04-Emosi

7.5K 374 60
                                    

Pagi sekali, Reya sudah bangun lebih dahulu, semalam ia lebih memilih tidur di ruang tengah, di depan televisi dengan menggelar selimut, lalu kemudian tidur. Reya takut kejadian waktu lalu terulang lagi. Kalian pasti tahu bukan, kejadian yang membuat Reya harus mencuci mulutnya dengan Detergen Anti Noda.

"Lo berangkat sekolah sendiri, jangan ikut gue!" seru Garin yang keluar dari kamar, lengkap dengan seragam sekolahnya.

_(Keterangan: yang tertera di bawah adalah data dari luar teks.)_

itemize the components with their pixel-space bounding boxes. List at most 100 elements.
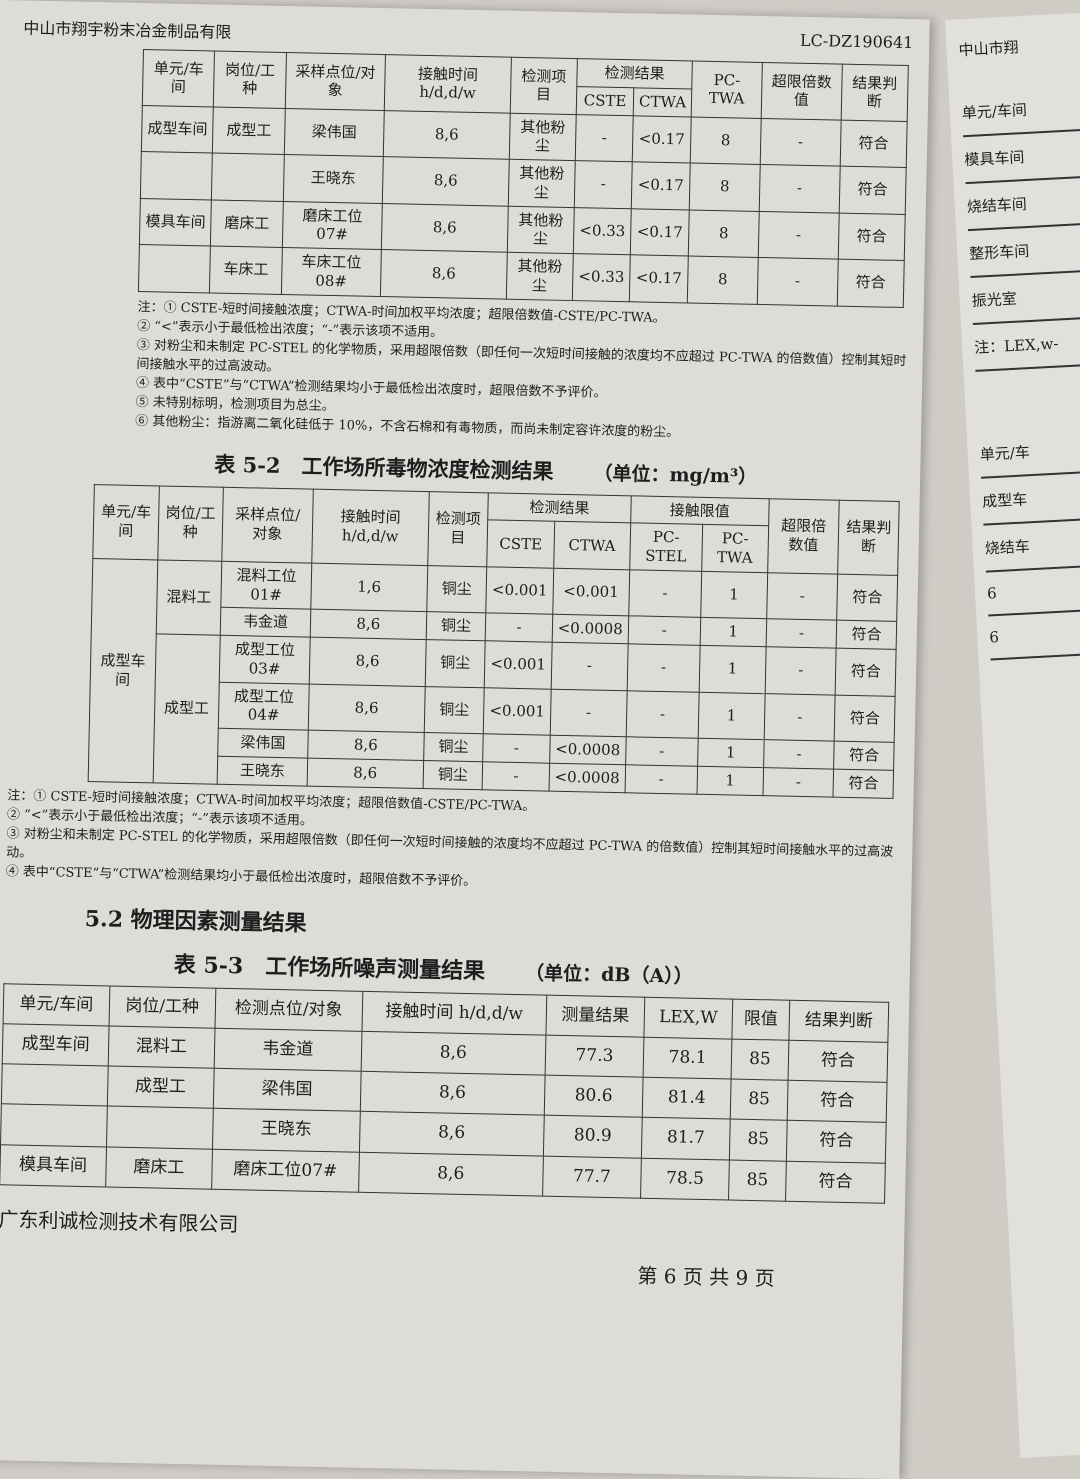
cell-ctwa: - [549,688,627,737]
cell-post [106,1106,213,1149]
cell-judge: 符合 [836,620,897,650]
th-result: 检测结果 [576,58,693,89]
cell-pctwa: 1 [700,571,768,619]
adjacent-list-2: 单元/车 成型车 烧结车 6 6 [978,425,1080,661]
cell-time: 1,6 [310,562,428,612]
cell-result: 77.7 [542,1155,642,1198]
adjacent-item: 6 [988,610,1080,661]
cell-point: 磨床工位07# [211,1148,360,1193]
cell-time: 8,6 [383,110,510,160]
th-point: 采样点位/对象 [221,486,314,563]
cell-point: 磨床工位07# [282,200,383,250]
cell-cste: - [485,613,553,643]
cell-pcstel: - [628,569,702,618]
cell-unit: 成型车间 [2,1023,109,1066]
cell-limit: 85 [730,1079,789,1121]
cell-post: 车床工 [209,245,283,294]
cell-cste: <0.001 [485,566,554,615]
th-limit: 限值 [731,998,790,1041]
cell-point: 混料工位01# [220,561,312,610]
cell-point: 成型工位03# [219,635,311,684]
th-point: 采样点位/对象 [285,52,386,111]
cell-cste: - [575,114,634,162]
table-5-3: 单元/车间 岗位/工种 检测点位/对象 接触时间 h/d,d/w 测量结果 LE… [0,983,889,1204]
th-pctwa: PC-TWA [691,61,763,118]
cell-cste: - [482,761,550,791]
cell-exceed: - [764,646,837,695]
cell-unit [1,1063,109,1107]
th-item: 检测项目 [509,57,578,115]
th-exceed: 超限倍数值 [761,62,842,120]
cell-item: 其他粉尘 [507,205,575,254]
th-post: 岗位/工种 [108,985,216,1028]
cell-judge: 符合 [785,1160,886,1204]
cell-unit: 成型车间 [88,558,158,783]
th-lex: LEX,W [644,996,733,1039]
table-5-3-caption: 表 5-3 工作场所噪声测量结果 [173,951,486,984]
cell-time: 8,6 [358,1151,543,1196]
header-company: 中山市翔宇粉末冶金制品有限 [23,18,232,42]
cell-post: 成型工 [212,106,286,155]
cell-cste: <0.001 [483,687,551,736]
cell-cste: <0.001 [484,640,552,689]
doc-number: LC-DZ190641 [799,30,914,53]
cell-judge: 符合 [839,119,908,168]
cell-item: 其他粉尘 [508,159,576,208]
th-ctwa: CTWA [553,521,631,570]
cell-time: 8,6 [308,683,425,733]
cell-item: 铜尘 [422,760,483,790]
cell-limit: 85 [730,1038,790,1081]
th-unit: 单元/车间 [92,484,159,560]
adjacent-item: 单元/车 [978,425,1080,479]
th-judge: 结果判断 [789,999,889,1043]
cell-unit [140,151,213,200]
cell-pctwa: 1 [698,645,766,694]
cell-cste: <0.33 [572,253,631,302]
cell-exceed: - [760,117,841,167]
th-cste: CSTE [486,520,555,568]
cell-point: 王晓东 [283,154,384,204]
cell-item: 铜尘 [425,611,486,641]
cell-pctwa: 8 [690,116,762,165]
th-unit: 单元/车间 [3,983,110,1026]
cell-item: 铜尘 [426,565,487,614]
th-result: 测量结果 [545,994,646,1037]
cell-ctwa: <0.0008 [551,614,629,644]
cell-time: 8,6 [307,757,424,789]
cell-ctwa: <0.001 [552,567,630,617]
cell-judge: 符合 [837,573,898,622]
cell-exceed: - [763,739,835,769]
cell-point: 王晓东 [212,1108,361,1152]
cell-unit: 模具车间 [0,1144,107,1187]
th-post: 岗位/工种 [213,51,287,108]
cell-time: 8,6 [381,203,509,253]
cell-time: 8,6 [382,156,510,206]
cell-limit: 85 [729,1119,788,1161]
cell-item: 其他粉尘 [506,252,574,301]
cell-judge: 符合 [838,166,907,215]
cell-point: 梁伟国 [212,1068,362,1112]
cell-post: 混料工 [108,1025,215,1069]
cell-unit: 成型车间 [141,105,214,153]
cell-ctwa: <0.17 [630,208,690,256]
cell-pcstel: - [627,616,701,646]
table-5-1: 单元/车间 岗位/工种 采样点位/对象 接触时间 h/d,d/w 检测项目 检测… [138,49,909,307]
document-page: 中山市翔宇粉末冶金制品有限 LC-DZ190641 单元/车间 岗位/工种 采样… [0,0,930,1479]
cell-pcstel: - [624,764,698,794]
th-time: 接触时间 h/d,d/w [361,990,547,1035]
cell-ctwa: <0.0008 [548,762,626,793]
table-5-2-unit: （单位：mg/m³） [593,462,758,488]
cell-judge: 符合 [837,212,906,261]
cell-pctwa: 8 [689,162,761,211]
adjacent-list-1: 单元/车间 模具车间 烧结车间 整形车间 振光室 注：LEX,w- [960,83,1080,372]
cell-time: 8,6 [307,730,424,761]
cell-judge: 符合 [836,259,905,307]
cell-item: 铜尘 [423,686,485,734]
th-limit: 接触限值 [630,495,770,526]
table-5-2-notes: 注：① CSTE-短时间接触浓度；CTWA-时间加权平均浓度；超限倍数值-CST… [6,786,898,900]
cell-pcstel: - [625,736,699,767]
cell-point: 韦金道 [220,607,311,638]
cell-item: 铜尘 [424,639,486,688]
cell-ctwa: <0.0008 [549,735,627,765]
cell-cste: - [574,160,633,209]
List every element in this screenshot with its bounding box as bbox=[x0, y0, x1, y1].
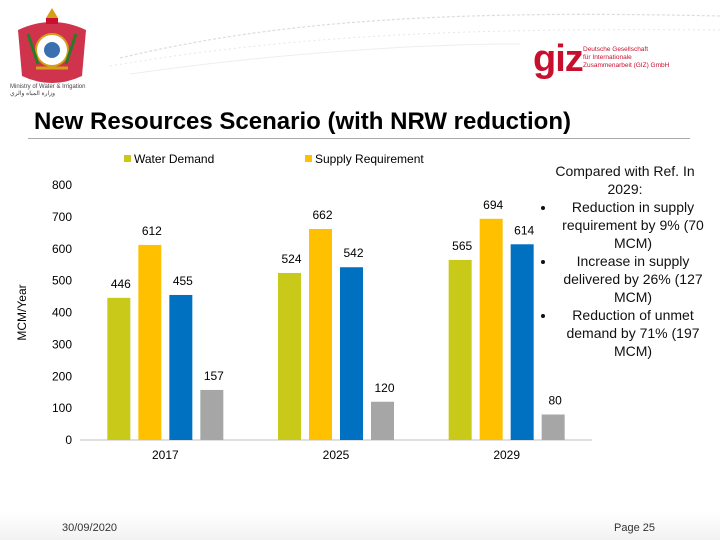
legend-label-supply-requirement: Supply Requirement bbox=[315, 152, 424, 166]
slide-title: New Resources Scenario (with NRW reducti… bbox=[34, 108, 571, 135]
bar bbox=[371, 401, 394, 440]
y-tick-label: 100 bbox=[52, 401, 72, 415]
x-tick-label: 2025 bbox=[323, 448, 350, 462]
y-tick-label: 300 bbox=[52, 337, 72, 351]
bar-value-label: 455 bbox=[173, 274, 193, 288]
bar-value-label: 662 bbox=[312, 208, 332, 222]
y-tick-label: 700 bbox=[52, 210, 72, 224]
title-divider bbox=[28, 138, 690, 139]
giz-full-name: Deutsche Gesellschaft für Internationale… bbox=[583, 46, 670, 69]
bar bbox=[340, 267, 363, 440]
bar-value-label: 524 bbox=[281, 252, 301, 266]
bar bbox=[479, 218, 503, 440]
bar-value-label: 694 bbox=[483, 198, 503, 212]
bar bbox=[278, 272, 301, 440]
bar bbox=[309, 228, 332, 440]
footer-band bbox=[0, 512, 720, 540]
bar-value-label: 80 bbox=[548, 394, 562, 408]
note-bullet: Reduction in supply requirement by 9% (7… bbox=[556, 198, 710, 252]
bar-value-label: 542 bbox=[343, 246, 363, 260]
y-tick-label: 200 bbox=[52, 369, 72, 383]
y-tick-label: 800 bbox=[52, 178, 72, 192]
legend-item-water-demand: Water Demand bbox=[124, 152, 214, 166]
legend-item-supply-requirement: Supply Requirement bbox=[305, 152, 424, 166]
note-bullet: Reduction of unmet demand by 71% (197 MC… bbox=[556, 306, 710, 360]
legend-label-water-demand: Water Demand bbox=[134, 152, 215, 166]
page-number: Page 25 bbox=[614, 522, 655, 534]
y-axis-label: MCM/Year bbox=[15, 284, 29, 340]
bar-value-label: 157 bbox=[204, 369, 224, 383]
y-tick-label: 500 bbox=[52, 274, 72, 288]
header-band: Ministry of Water & Irrigation وزارة الم… bbox=[0, 0, 720, 110]
note-bullet-list: Reduction in supply requirement by 9% (7… bbox=[540, 198, 710, 360]
y-tick-label: 600 bbox=[52, 242, 72, 256]
bar-value-label: 565 bbox=[452, 239, 472, 253]
bar-chart: 0 100 200 300 400 500 600 700 800 MCM/Year 446 612 4… bbox=[15, 178, 592, 462]
x-tick-label: 2029 bbox=[493, 448, 520, 462]
bar bbox=[107, 297, 131, 440]
comparison-note: Compared with Ref. In 2029: Reduction in… bbox=[540, 162, 710, 360]
bar bbox=[448, 259, 472, 440]
x-tick-label: 2017 bbox=[152, 448, 179, 462]
legend-swatch-water-demand bbox=[124, 155, 131, 162]
coat-of-arms-logo bbox=[18, 8, 86, 83]
bar bbox=[510, 244, 534, 440]
note-heading: Compared with Ref. In 2029: bbox=[555, 163, 695, 197]
header-swoosh-decoration bbox=[109, 13, 720, 75]
bar-value-label: 446 bbox=[111, 277, 131, 291]
bar-value-label: 120 bbox=[374, 381, 394, 395]
bar bbox=[200, 389, 224, 440]
bar bbox=[138, 244, 162, 440]
legend-swatch-supply-requirement bbox=[305, 155, 312, 162]
ministry-name: Ministry of Water & Irrigation وزارة الم… bbox=[10, 84, 86, 97]
bar bbox=[541, 414, 565, 440]
note-bullet: Increase in supply delivered by 26% (127… bbox=[556, 252, 710, 306]
footer-date: 30/09/2020 bbox=[62, 522, 118, 534]
giz-logo: giz bbox=[533, 38, 584, 80]
bar-value-label: 614 bbox=[514, 223, 534, 237]
y-tick-label: 400 bbox=[52, 306, 72, 320]
bar bbox=[169, 294, 193, 440]
y-tick-label: 0 bbox=[65, 433, 72, 447]
bar-value-label: 612 bbox=[142, 224, 162, 238]
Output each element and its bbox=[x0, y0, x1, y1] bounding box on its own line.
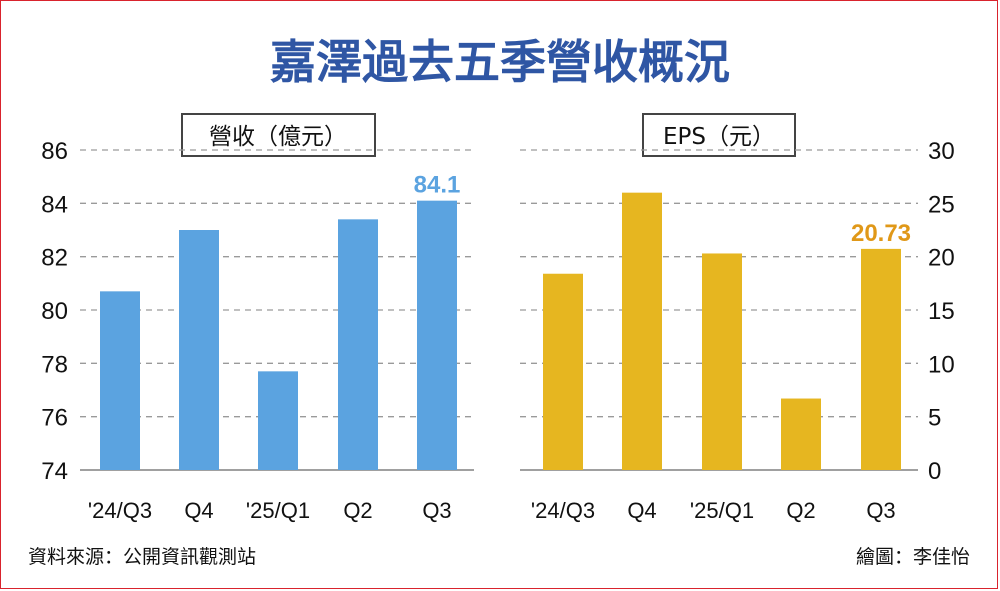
revenue-bar bbox=[338, 219, 378, 470]
revenue-y-tick-label: 78 bbox=[41, 351, 68, 378]
eps-y-tick-label: 20 bbox=[928, 245, 955, 272]
revenue-y-tick-label: 84 bbox=[41, 191, 68, 218]
figure-title: 嘉澤過去五季營收概況 bbox=[270, 35, 730, 89]
eps-legend-label: EPS（元） bbox=[663, 124, 775, 150]
eps-y-tick-label: 0 bbox=[928, 458, 941, 485]
eps-y-tick-label: 5 bbox=[928, 405, 941, 432]
eps-y-tick-label: 10 bbox=[928, 351, 955, 378]
eps-bar bbox=[861, 248, 901, 470]
revenue-x-tick-label: '24/Q3 bbox=[88, 498, 152, 523]
eps-chart-panel: 30 25 20 15 10 5 0 '24/Q3 Q4 '25/Q1 Q2 Q3 20.73 bbox=[520, 138, 955, 523]
eps-y-tick-label: 15 bbox=[928, 298, 955, 325]
eps-data-label: 20.73 bbox=[851, 220, 911, 247]
revenue-bar bbox=[417, 200, 457, 470]
revenue-legend-box bbox=[181, 113, 376, 157]
eps-x-tick-label: Q3 bbox=[866, 498, 895, 523]
revenue-y-tick-label: 80 bbox=[41, 298, 68, 325]
credit-note: 繪圖：李佳怡 bbox=[856, 546, 970, 568]
eps-x-tick-label: Q2 bbox=[786, 498, 815, 523]
eps-y-tick-label: 30 bbox=[928, 138, 955, 165]
revenue-y-tick-label: 74 bbox=[41, 458, 68, 485]
revenue-bar bbox=[100, 291, 140, 470]
revenue-x-tick-label: Q3 bbox=[422, 498, 451, 523]
eps-bar bbox=[781, 398, 821, 470]
eps-legend-box bbox=[642, 113, 796, 157]
eps-y-tick-label: 25 bbox=[928, 191, 955, 218]
source-note: 資料來源：公開資訊觀測站 bbox=[28, 546, 256, 568]
eps-bar bbox=[702, 253, 742, 470]
revenue-x-tick-label: '25/Q1 bbox=[246, 498, 310, 523]
revenue-data-label: 84.1 bbox=[414, 172, 461, 199]
revenue-bar bbox=[258, 371, 298, 470]
revenue-y-tick-label: 82 bbox=[41, 245, 68, 272]
eps-x-tick-label: Q4 bbox=[627, 498, 656, 523]
revenue-x-tick-label: Q4 bbox=[184, 498, 213, 523]
revenue-chart-panel: 86 84 82 80 78 76 74 '24/Q3 Q4 '25/Q1 Q2 Q3 84.1 bbox=[41, 138, 474, 523]
eps-bar bbox=[543, 273, 583, 470]
revenue-y-tick-label: 76 bbox=[41, 405, 68, 432]
revenue-bar bbox=[179, 230, 219, 470]
eps-bar bbox=[622, 192, 662, 470]
eps-x-tick-label: '25/Q1 bbox=[690, 498, 754, 523]
eps-x-tick-label: '24/Q3 bbox=[531, 498, 595, 523]
revenue-x-tick-label: Q2 bbox=[343, 498, 372, 523]
revenue-y-tick-label: 86 bbox=[41, 138, 68, 165]
revenue-legend-label: 營收（億元） bbox=[209, 124, 347, 150]
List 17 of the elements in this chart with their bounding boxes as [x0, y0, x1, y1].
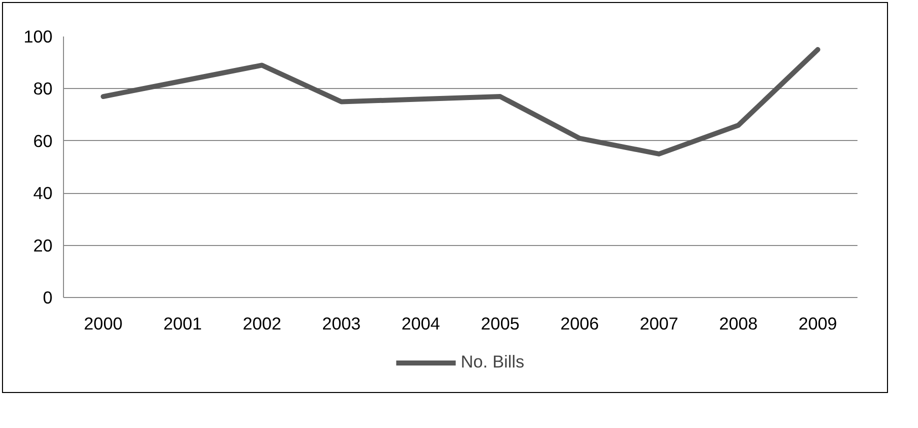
- x-tick-label: 2009: [798, 314, 838, 334]
- y-tick-label: 0: [42, 288, 53, 308]
- y-tick-label: 80: [33, 78, 53, 99]
- x-tick-label: 2005: [480, 314, 520, 334]
- x-tick-label: 2002: [242, 314, 282, 334]
- x-tick-label: 2007: [640, 314, 678, 334]
- x-tick-label: 2001: [163, 314, 202, 334]
- y-tick-label: 20: [33, 235, 53, 256]
- y-tick-label: 100: [24, 26, 53, 46]
- x-tick-label: 2008: [719, 314, 758, 334]
- x-tick-label: 2004: [402, 314, 440, 334]
- legend-label: No. Bills: [460, 352, 524, 372]
- x-tick-label: 2003: [322, 314, 361, 334]
- y-tick-label: 40: [33, 183, 53, 204]
- y-tick-label: 60: [33, 130, 53, 151]
- x-tick-label: 2000: [84, 314, 122, 334]
- x-tick-label: 2006: [560, 314, 599, 334]
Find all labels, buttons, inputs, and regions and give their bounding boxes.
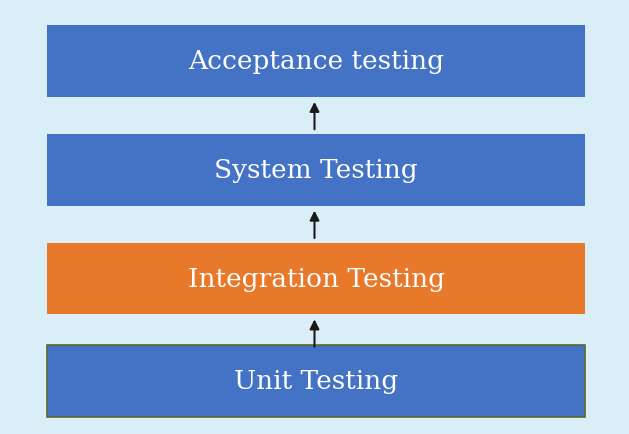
FancyBboxPatch shape	[47, 26, 585, 98]
FancyBboxPatch shape	[47, 243, 585, 315]
Text: System Testing: System Testing	[214, 158, 418, 183]
FancyBboxPatch shape	[47, 135, 585, 206]
Text: Unit Testing: Unit Testing	[234, 368, 398, 393]
FancyBboxPatch shape	[47, 345, 585, 417]
Text: Acceptance testing: Acceptance testing	[188, 49, 444, 74]
Text: Integration Testing: Integration Testing	[187, 266, 445, 291]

Reya melotot tidak terima. "Gak ada. Lo enak-enak naik mobil, terus lo telantarin gue gitu aja. Gue aduin ke Mama baru tahu rasa lo!" ancam Reya yang tak mau kalah.

"Aduin aja sana! Bukannya semalam gue udah bilang, kalau lo tetap mau tidur di depan TV itu artinya lo harus siap berangkat sendiri," kata Garin, tersenyum sinis.

Emosi Reya kembali mengepul ingin keluar. Memang benar semalam Garin mengatakan itu, namun siapa yang mau tidur seranjang dengan laki-laki mesum. Bisa-bisa Reya akan bunuh diri karena kehilangan keperawanannya.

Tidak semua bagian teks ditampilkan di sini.